Por falar em [r] e [l], é muito comum (e em diversas línguas) que o [l] se transforme em [r] em encontros consonantais: é o que se chama rotacização, do nome da letra r em grego (rhota). Na história da língua os exemplos pipocam: plicare > pregar; complere > cumprir; flaccu- > fraco; plaga > praga; placere > prazer; blandu- > brando; obligare > obrigar e por aí vai... Essa rotacização é muito comum na fala de pessoas menos letradas: grobo, praca, Cráudia etc. Muita gente ri e zomba dessas pronúncias, mas, por desconhecer a história da língua, acha certíssimo dizer praia, pregar, obrigar etc. Na obra de Camões encontramos ingrês, frauta, pranta, pubricar...

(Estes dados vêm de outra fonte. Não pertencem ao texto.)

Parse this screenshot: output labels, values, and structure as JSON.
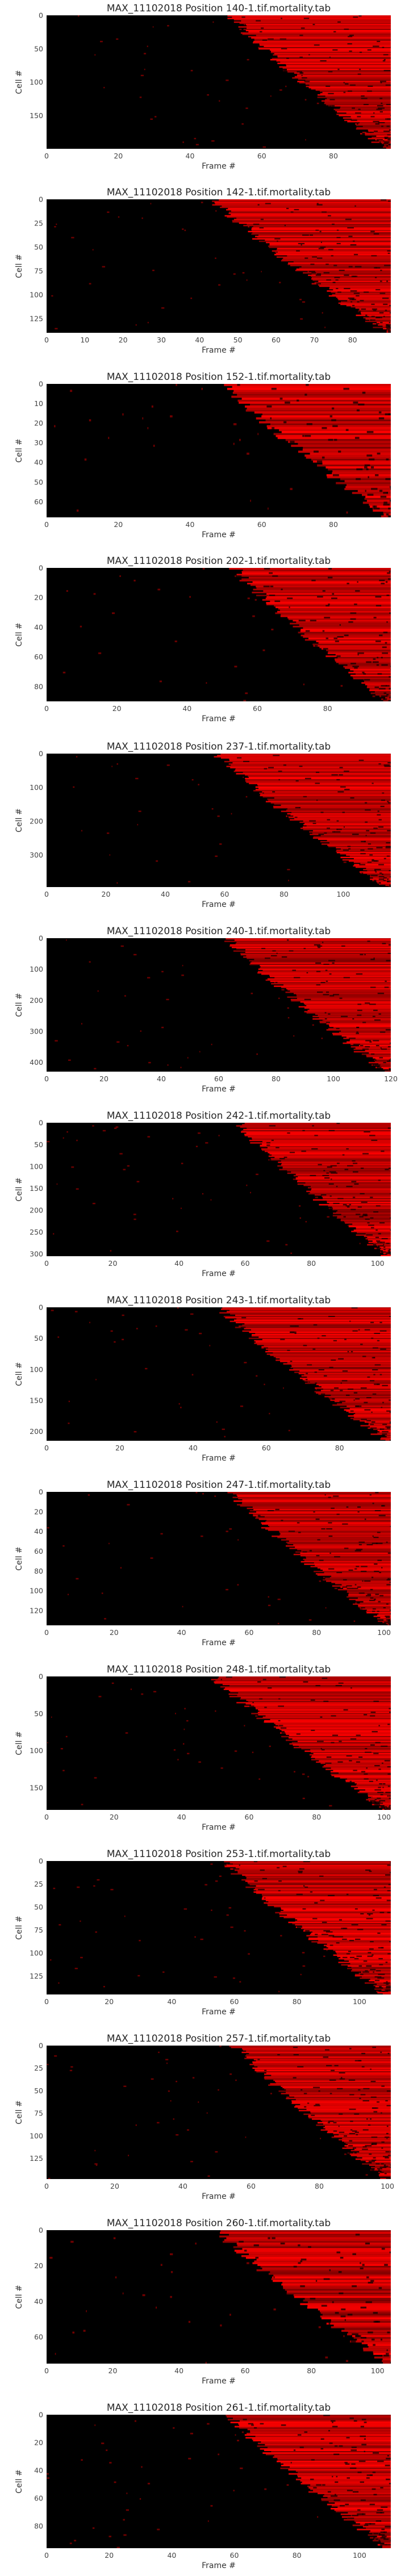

Outra forma assumida pela dissimilação é a eliminação pura e simples de uma das consoantes idênticas. O melhor exemplo é própio em lugar de próprio. Ora, em espanhol a única forma correta é propio e o mesmo se dá com orquesta. Em italiano, o uso de propio também é alvo de zombaria, o que comprova seu uso frequente. Os portugueses dizem registo enquanto nós dizemos registro, e o latim rostru- se tornou rosto entre nós, enquanto rastro e rasto são formas igualmente tidas por corretas.

Além dos metaplasmos mencionados acima, existem, como mencionei, muitos outros: aférese, apócope, síncope, prótese, epêntese, paragoge, assimilação, palatalização, vocalização, consonantização, sândi, suarabácti, lambdacismo, metafonia, apofonia, hiperbibasmo...

Voltando ao que eu dizia no início: todo e qualquer fato linguístico tem explicação científica. Aqui vimos apenas casos relativos à fonética, ou seja, aos sons da língua, mas isso se aplica também à morfologia e à sintaxe, isto é, à gramática da língua.

É claro que as formas consideradas cultas e corretas devem ser ensinadas sistematicamente às pessoas que usam as variantes não normatizadas, uma vez que estas são alvo de preconceito e discriminação. O acesso às formas prestigiadas é um direito de todo mundo, mas esse ensino deve se fazer com bom conhecimento da história da língua e com respeito à diversidade de usos, já que o que foi errado ontem é certo hoje, assim como o erro de hoje pode se tornar (e de fato se torna) o certo de amanhã.